1A. Goblet Squat x 8-10

1B. Crawling x 20 yards

1C. TRX or Inverted Rows x 8-10

1D. Dead Bugs x 3 each side 

Strength training in this type of structure allows you to be more efficient with your time, and keeping your heart rate elevated without the injury risk of running.  The program above can also be replaced by deadlifts, some variety of pushups, some type of row, and even. more. dead bugs.

What you shouldn't do is train like a max effort powerlifter, by taking all the time in the world between sets.  Or, just don't act like the bros hogging the squat rack - checking Instagram, taking selfies, and seeing how many times they can say the word "meow" in casual conversation. (<-----Which is exactly what I do when I'm deadlifting, but I'm also going for max strength, not weight loss)

And, if you think weight training will make you gain weight, you're sadly misinformed....and you should read this post.

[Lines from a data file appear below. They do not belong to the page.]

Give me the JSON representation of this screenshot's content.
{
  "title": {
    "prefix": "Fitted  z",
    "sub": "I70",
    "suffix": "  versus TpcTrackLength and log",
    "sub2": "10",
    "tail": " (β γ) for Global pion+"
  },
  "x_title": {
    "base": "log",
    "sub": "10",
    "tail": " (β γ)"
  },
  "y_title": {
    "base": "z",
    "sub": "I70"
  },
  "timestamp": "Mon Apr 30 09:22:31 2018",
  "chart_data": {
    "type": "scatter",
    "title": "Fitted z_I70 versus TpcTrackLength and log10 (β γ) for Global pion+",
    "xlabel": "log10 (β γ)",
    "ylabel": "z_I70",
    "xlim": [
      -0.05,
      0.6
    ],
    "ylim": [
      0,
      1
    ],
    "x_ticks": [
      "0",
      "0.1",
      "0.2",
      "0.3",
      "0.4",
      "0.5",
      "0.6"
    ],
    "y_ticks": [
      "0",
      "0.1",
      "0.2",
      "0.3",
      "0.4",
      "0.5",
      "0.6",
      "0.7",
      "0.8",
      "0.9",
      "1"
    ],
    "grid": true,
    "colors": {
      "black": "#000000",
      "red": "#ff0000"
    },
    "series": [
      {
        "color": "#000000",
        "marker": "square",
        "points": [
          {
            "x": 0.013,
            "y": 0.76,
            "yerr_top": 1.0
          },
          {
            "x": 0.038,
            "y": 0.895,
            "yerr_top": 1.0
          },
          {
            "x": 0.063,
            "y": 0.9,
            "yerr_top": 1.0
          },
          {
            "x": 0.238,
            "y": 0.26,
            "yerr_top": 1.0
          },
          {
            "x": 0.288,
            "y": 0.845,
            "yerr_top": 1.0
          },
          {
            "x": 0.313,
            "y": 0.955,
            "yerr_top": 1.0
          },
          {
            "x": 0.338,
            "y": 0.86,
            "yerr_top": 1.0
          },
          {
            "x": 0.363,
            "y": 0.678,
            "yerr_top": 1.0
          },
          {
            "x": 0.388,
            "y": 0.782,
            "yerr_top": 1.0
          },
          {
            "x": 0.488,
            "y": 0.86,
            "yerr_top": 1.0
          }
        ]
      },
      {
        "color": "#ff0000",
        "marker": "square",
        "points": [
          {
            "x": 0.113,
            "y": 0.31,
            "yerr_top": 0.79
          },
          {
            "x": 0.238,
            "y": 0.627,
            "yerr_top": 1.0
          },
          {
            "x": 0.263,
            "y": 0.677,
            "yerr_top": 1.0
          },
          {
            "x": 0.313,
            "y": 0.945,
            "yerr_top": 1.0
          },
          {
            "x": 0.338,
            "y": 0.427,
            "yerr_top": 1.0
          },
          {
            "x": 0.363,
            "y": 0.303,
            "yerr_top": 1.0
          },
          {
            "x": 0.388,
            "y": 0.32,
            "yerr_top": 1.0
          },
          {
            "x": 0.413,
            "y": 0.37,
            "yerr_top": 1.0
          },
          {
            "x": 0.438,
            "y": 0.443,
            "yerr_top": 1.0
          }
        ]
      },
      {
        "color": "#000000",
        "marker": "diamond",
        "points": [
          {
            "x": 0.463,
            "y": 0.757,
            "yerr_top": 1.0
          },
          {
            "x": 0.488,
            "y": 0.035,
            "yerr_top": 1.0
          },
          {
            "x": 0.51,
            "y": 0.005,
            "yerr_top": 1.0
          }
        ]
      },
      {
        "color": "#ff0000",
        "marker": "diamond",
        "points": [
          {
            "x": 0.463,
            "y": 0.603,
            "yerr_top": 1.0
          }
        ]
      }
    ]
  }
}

5. If you have time for more than 2 training sessions a week, add in low-intensity cardio.

I know, I know.  After I spent the last 3 minutes telling you how running is terrible for you, I'm doing an about-face.  But, I don't think I'm completely changing my tune either.

In the age of desk jobs, you'd be crazy to tell someone to "move less." Most people need to move more, and not just for cosmetic reasons.  Further, I've realized how low intensity/long duration cardio can really help someone's overall health.  The key, as with anything, is finding the right modality for the right person.

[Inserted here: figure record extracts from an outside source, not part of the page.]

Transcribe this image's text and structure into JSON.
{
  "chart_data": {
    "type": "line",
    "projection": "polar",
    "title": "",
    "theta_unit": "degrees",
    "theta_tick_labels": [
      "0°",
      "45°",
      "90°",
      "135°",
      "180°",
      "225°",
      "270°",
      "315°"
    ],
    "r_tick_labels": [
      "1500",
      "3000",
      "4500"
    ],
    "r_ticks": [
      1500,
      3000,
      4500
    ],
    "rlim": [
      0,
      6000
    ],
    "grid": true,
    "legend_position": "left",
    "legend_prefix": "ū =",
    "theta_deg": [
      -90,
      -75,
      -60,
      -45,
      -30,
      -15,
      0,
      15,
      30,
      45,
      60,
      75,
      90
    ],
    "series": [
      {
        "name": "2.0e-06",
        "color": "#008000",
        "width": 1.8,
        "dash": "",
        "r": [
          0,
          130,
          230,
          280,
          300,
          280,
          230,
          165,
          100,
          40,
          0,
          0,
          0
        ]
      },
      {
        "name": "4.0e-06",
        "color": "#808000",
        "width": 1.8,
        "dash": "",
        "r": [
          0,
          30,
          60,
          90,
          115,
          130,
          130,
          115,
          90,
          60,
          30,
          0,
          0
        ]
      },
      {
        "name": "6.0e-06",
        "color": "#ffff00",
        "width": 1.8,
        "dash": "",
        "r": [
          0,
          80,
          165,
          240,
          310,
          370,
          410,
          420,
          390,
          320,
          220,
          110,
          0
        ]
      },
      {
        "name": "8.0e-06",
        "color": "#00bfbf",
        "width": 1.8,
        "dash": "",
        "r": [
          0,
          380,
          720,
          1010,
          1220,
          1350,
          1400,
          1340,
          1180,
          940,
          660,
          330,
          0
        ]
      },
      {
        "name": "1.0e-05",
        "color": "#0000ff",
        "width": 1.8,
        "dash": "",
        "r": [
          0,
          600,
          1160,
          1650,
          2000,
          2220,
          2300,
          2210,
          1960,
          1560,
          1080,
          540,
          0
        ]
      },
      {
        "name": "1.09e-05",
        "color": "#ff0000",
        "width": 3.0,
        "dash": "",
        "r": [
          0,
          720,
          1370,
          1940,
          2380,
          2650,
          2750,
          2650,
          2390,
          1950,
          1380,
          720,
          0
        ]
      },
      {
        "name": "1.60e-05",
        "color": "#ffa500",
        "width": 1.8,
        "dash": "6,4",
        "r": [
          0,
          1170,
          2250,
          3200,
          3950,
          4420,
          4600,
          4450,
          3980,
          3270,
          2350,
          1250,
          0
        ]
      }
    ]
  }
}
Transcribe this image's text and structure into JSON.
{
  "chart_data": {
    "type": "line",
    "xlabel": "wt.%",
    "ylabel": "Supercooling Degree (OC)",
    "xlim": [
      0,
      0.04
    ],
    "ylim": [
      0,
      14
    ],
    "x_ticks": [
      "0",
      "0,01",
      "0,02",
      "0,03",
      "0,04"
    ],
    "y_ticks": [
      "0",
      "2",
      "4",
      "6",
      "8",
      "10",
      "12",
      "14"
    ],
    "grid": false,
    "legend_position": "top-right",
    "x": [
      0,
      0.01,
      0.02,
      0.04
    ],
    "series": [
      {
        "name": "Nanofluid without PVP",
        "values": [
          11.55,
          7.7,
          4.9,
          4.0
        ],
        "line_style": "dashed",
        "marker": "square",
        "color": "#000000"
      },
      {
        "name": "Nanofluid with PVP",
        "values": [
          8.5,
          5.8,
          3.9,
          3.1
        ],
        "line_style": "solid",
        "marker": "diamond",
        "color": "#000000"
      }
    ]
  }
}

 No, the Shake Weight will never count as long, slow cardio..

No, the Shake Weight will never count as long, slow cardio..

This blog post by Mike Robertson does a fantastic job explaining why everyone needs some form of long, slow cardio.  But if you're too lazy to click on the link, I'll give you the Cliff Notes version: 1) By having a good cardiovascular base, it promotes heart health in a different way than you receive from strength training. 2) Long slow cardio gives you a bigger tank, and makes everything else (yes, even a set of deadlifts) easier. 3) It'll help you recover for your next strength session.

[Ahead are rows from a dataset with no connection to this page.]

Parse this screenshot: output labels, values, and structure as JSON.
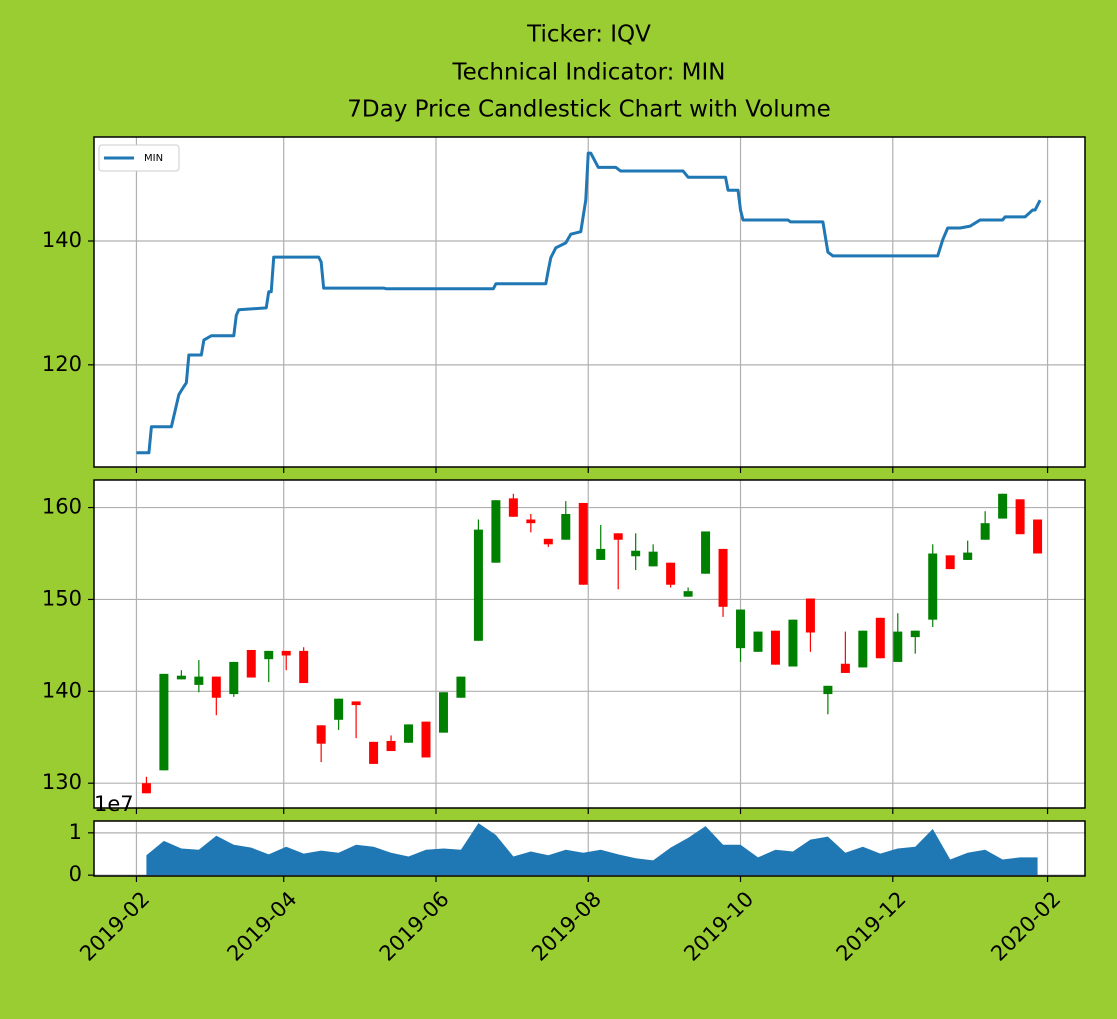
{
  "chart_data": [
    {
      "type": "line",
      "title": [
        "Ticker: IQV",
        "Technical Indicator: MIN",
        "7Day Price Candlestick Chart with Volume"
      ],
      "x": [
        "2019-02-01",
        "2019-02-06",
        "2019-02-07",
        "2019-02-15",
        "2019-02-18",
        "2019-02-20",
        "2019-02-21",
        "2019-02-22",
        "2019-02-27",
        "2019-02-28",
        "2019-03-03",
        "2019-03-12",
        "2019-03-13",
        "2019-03-14",
        "2019-03-25",
        "2019-03-26",
        "2019-03-27",
        "2019-03-28",
        "2019-04-15",
        "2019-04-16",
        "2019-04-17",
        "2019-05-11",
        "2019-05-12",
        "2019-06-24",
        "2019-06-25",
        "2019-07-15",
        "2019-07-16",
        "2019-07-17",
        "2019-07-19",
        "2019-07-23",
        "2019-07-25",
        "2019-07-29",
        "2019-07-31",
        "2019-08-01",
        "2019-08-02",
        "2019-08-05",
        "2019-08-12",
        "2019-08-14",
        "2019-09-08",
        "2019-09-10",
        "2019-09-25",
        "2019-09-26",
        "2019-09-30",
        "2019-10-01",
        "2019-10-02",
        "2019-10-20",
        "2019-10-21",
        "2019-11-03",
        "2019-11-05",
        "2019-11-07",
        "2019-12-19",
        "2019-12-21",
        "2019-12-23",
        "2019-12-28",
        "2020-01-01",
        "2020-01-05",
        "2020-01-14",
        "2020-01-15",
        "2020-01-23",
        "2020-01-26",
        "2020-01-27",
        "2020-01-29"
      ],
      "series": [
        {
          "name": "MIN",
          "color": "#1f77b4",
          "values": [
            105.8,
            105.8,
            110.0,
            110.0,
            115.2,
            116.5,
            117.1,
            121.6,
            121.6,
            124.0,
            124.7,
            124.7,
            128.0,
            128.9,
            129.2,
            131.8,
            131.8,
            137.4,
            137.4,
            136.6,
            132.4,
            132.4,
            132.3,
            132.3,
            133.1,
            133.1,
            135.3,
            137.3,
            138.9,
            139.7,
            141.1,
            141.5,
            146.6,
            154.2,
            154.2,
            151.9,
            151.9,
            151.3,
            151.3,
            150.3,
            150.3,
            148.2,
            148.2,
            145.0,
            143.4,
            143.4,
            143.1,
            143.1,
            138.2,
            137.6,
            137.6,
            140.2,
            142.1,
            142.1,
            142.4,
            143.4,
            143.4,
            143.9,
            143.9,
            145.0,
            145.0,
            146.6
          ]
        }
      ],
      "xlim": [
        "2019-01-15",
        "2020-02-16"
      ],
      "ylim": [
        103.5,
        156.8
      ],
      "yticks": [
        120,
        140
      ],
      "grid": true,
      "legend": "upper left"
    },
    {
      "type": "candlestick",
      "x": [
        "2019-02-05",
        "2019-02-12",
        "2019-02-19",
        "2019-02-26",
        "2019-03-05",
        "2019-03-12",
        "2019-03-19",
        "2019-03-26",
        "2019-04-02",
        "2019-04-09",
        "2019-04-16",
        "2019-04-23",
        "2019-04-30",
        "2019-05-07",
        "2019-05-14",
        "2019-05-21",
        "2019-05-28",
        "2019-06-04",
        "2019-06-11",
        "2019-06-18",
        "2019-06-25",
        "2019-07-02",
        "2019-07-09",
        "2019-07-16",
        "2019-07-23",
        "2019-07-30",
        "2019-08-06",
        "2019-08-13",
        "2019-08-20",
        "2019-08-27",
        "2019-09-03",
        "2019-09-10",
        "2019-09-17",
        "2019-09-24",
        "2019-10-01",
        "2019-10-08",
        "2019-10-15",
        "2019-10-22",
        "2019-10-29",
        "2019-11-05",
        "2019-11-12",
        "2019-11-19",
        "2019-11-26",
        "2019-12-03",
        "2019-12-10",
        "2019-12-17",
        "2019-12-24",
        "2019-12-31",
        "2020-01-07",
        "2020-01-14",
        "2020-01-21",
        "2020-01-28"
      ],
      "open": [
        130.0,
        131.4,
        141.3,
        140.7,
        141.6,
        139.7,
        144.5,
        143.5,
        144.4,
        144.4,
        136.3,
        136.9,
        138.9,
        134.5,
        134.6,
        134.4,
        136.7,
        135.5,
        139.3,
        145.5,
        154.0,
        161.0,
        158.7,
        156.6,
        156.5,
        160.5,
        154.3,
        157.2,
        154.7,
        153.6,
        154.0,
        150.3,
        152.8,
        155.5,
        144.7,
        144.3,
        146.6,
        142.7,
        150.1,
        139.7,
        143.0,
        142.6,
        148.0,
        143.2,
        145.9,
        147.8,
        154.8,
        154.3,
        156.5,
        158.8,
        160.9,
        158.7
      ],
      "high": [
        130.7,
        141.9,
        142.3,
        143.4,
        141.6,
        143.2,
        144.5,
        144.4,
        144.4,
        144.8,
        136.3,
        139.2,
        138.9,
        134.5,
        135.2,
        136.4,
        136.7,
        139.9,
        141.6,
        158.7,
        160.8,
        161.5,
        159.3,
        156.6,
        160.7,
        160.5,
        158.1,
        157.2,
        157.2,
        156.0,
        154.0,
        151.3,
        157.4,
        155.5,
        148.9,
        146.5,
        146.6,
        147.8,
        150.1,
        140.6,
        146.5,
        146.6,
        148.0,
        148.5,
        146.6,
        156.0,
        154.8,
        156.4,
        159.6,
        161.5,
        160.9,
        158.7
      ],
      "low": [
        128.9,
        131.4,
        141.3,
        139.9,
        137.4,
        139.4,
        141.5,
        141.0,
        142.3,
        140.9,
        132.3,
        135.8,
        134.9,
        132.1,
        133.5,
        134.4,
        132.8,
        135.5,
        139.3,
        145.5,
        154.0,
        159.0,
        157.3,
        155.7,
        156.5,
        151.6,
        154.3,
        151.1,
        153.2,
        153.6,
        151.3,
        150.3,
        152.8,
        148.1,
        143.2,
        144.3,
        142.9,
        142.7,
        144.3,
        137.5,
        142.0,
        142.6,
        143.6,
        143.2,
        144.1,
        147.0,
        153.3,
        154.3,
        156.5,
        158.8,
        157.1,
        155.0
      ],
      "close": [
        128.9,
        141.9,
        141.7,
        141.6,
        139.3,
        143.2,
        141.5,
        144.4,
        143.9,
        140.9,
        134.3,
        139.2,
        138.5,
        132.1,
        133.5,
        136.4,
        132.8,
        139.9,
        141.6,
        157.6,
        160.8,
        159.0,
        158.3,
        156.0,
        159.3,
        151.6,
        155.5,
        156.5,
        155.3,
        155.2,
        151.6,
        150.9,
        157.4,
        149.2,
        148.9,
        146.5,
        142.9,
        147.8,
        146.4,
        140.6,
        142.0,
        146.6,
        143.6,
        146.5,
        146.6,
        155.0,
        153.3,
        155.1,
        158.3,
        161.5,
        157.1,
        155.0
      ],
      "up_color": "#008000",
      "down_color": "#ff0000",
      "xlim": [
        "2019-01-15",
        "2020-02-16"
      ],
      "ylim": [
        127.3,
        163.0
      ],
      "yticks": [
        130,
        140,
        150,
        160
      ],
      "grid": true
    },
    {
      "type": "area",
      "x": [
        "2019-02-05",
        "2019-02-12",
        "2019-02-19",
        "2019-02-26",
        "2019-03-05",
        "2019-03-12",
        "2019-03-19",
        "2019-03-26",
        "2019-04-02",
        "2019-04-09",
        "2019-04-16",
        "2019-04-23",
        "2019-04-30",
        "2019-05-07",
        "2019-05-14",
        "2019-05-21",
        "2019-05-28",
        "2019-06-04",
        "2019-06-11",
        "2019-06-18",
        "2019-06-25",
        "2019-07-02",
        "2019-07-09",
        "2019-07-16",
        "2019-07-23",
        "2019-07-30",
        "2019-08-06",
        "2019-08-13",
        "2019-08-20",
        "2019-08-27",
        "2019-09-03",
        "2019-09-10",
        "2019-09-17",
        "2019-09-24",
        "2019-10-01",
        "2019-10-08",
        "2019-10-15",
        "2019-10-22",
        "2019-10-29",
        "2019-11-05",
        "2019-11-12",
        "2019-11-19",
        "2019-11-26",
        "2019-12-03",
        "2019-12-10",
        "2019-12-17",
        "2019-12-24",
        "2019-12-31",
        "2020-01-07",
        "2020-01-14",
        "2020-01-21",
        "2020-01-28"
      ],
      "values": [
        0.47,
        0.81,
        0.63,
        0.6,
        0.93,
        0.72,
        0.65,
        0.49,
        0.67,
        0.51,
        0.58,
        0.53,
        0.72,
        0.67,
        0.53,
        0.44,
        0.6,
        0.63,
        0.6,
        1.23,
        0.95,
        0.44,
        0.56,
        0.47,
        0.6,
        0.53,
        0.6,
        0.49,
        0.4,
        0.35,
        0.65,
        0.88,
        1.16,
        0.72,
        0.72,
        0.42,
        0.6,
        0.56,
        0.84,
        0.91,
        0.53,
        0.67,
        0.51,
        0.63,
        0.67,
        1.09,
        0.37,
        0.53,
        0.6,
        0.37,
        0.42,
        0.42
      ],
      "color": "#1f77b4",
      "xlim": [
        "2019-01-15",
        "2020-02-16"
      ],
      "ylim": [
        -0.02,
        1.28
      ],
      "yticks": [
        0,
        1
      ],
      "y_scale_label": "1e7",
      "xticks": [
        {
          "value": "2019-02",
          "label": "2019-02"
        },
        {
          "value": "2019-04",
          "label": "2019-04"
        },
        {
          "value": "2019-06",
          "label": "2019-06"
        },
        {
          "value": "2019-08",
          "label": "2019-08"
        },
        {
          "value": "2019-10",
          "label": "2019-10"
        },
        {
          "value": "2019-12",
          "label": "2019-12"
        },
        {
          "value": "2020-02",
          "label": "2020-02"
        }
      ],
      "grid": true
    }
  ]
}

Many of us are too busy or don't want to train every single day.  For that reason, only add in this long duration, low intensity cardio if you have extra time apart from strength.  Don't worry about how fast you're going, simply staying within 120-150 beats per minute for 30 minutes is really all you need.

6. Progress conditioning slowly. 

A few years ago, I failed to realize how much benefit there is in real low intensity cardio. As such, I would have someone go as hard as they could on the AirDyne for 15 seconds.  I mean, it's only 15 seconds, and if you're working as hard as you can, people will naturally go slower if the need to. Right?  RIGHT!?

Wrong.  And, it was an unfortunate lesson for me to learn as my clients would be absolutely dead to the world after 1-2 sprints on the bike.  After they picked themselves (and their lunch) off the floor, we usually had to end our session early.  Worst of all?  I can't hop in my DeLorean, go back in time, and hit myself in the face for putting my clients through that!

One of the biggest lessons I've learned is that you need to treat aerobic work just like you would in strength training, and progress people properly.  If someone wanted to learn how to deadlift, the last thing I would ever do is load up a barbell with 400 pounds and let them give it a go - yet, I was doing just that on those bike sprints!  

Even if we're as low as 40% of someone's max effort, people will still be able to see some aerobic gainzz.  By slowly building yourself up - rather than going balls to the wall on Day 1 - you'll be better positioned to see improvements, stick with it, and lose weight.  And who knows, you may even learn to love the AirDyne (or at least, not hate it quite so much)

7. Visualize Success.

I'm a big believer in the old adage, "whether you think you can or you can't, you're right."  Call me corny, but hear me out.

Many of us pride ourselves on our hard work in the gym.  But, when it comes to something like a heavy deadlift, or losing weight, we don't put in an equal amount of mental preparation.  By visualizing success, you'll be more apt to stick with your program.  It'll help you stay calm and keep your focus when you realize that what you're doing day in and day out has a greater purpose.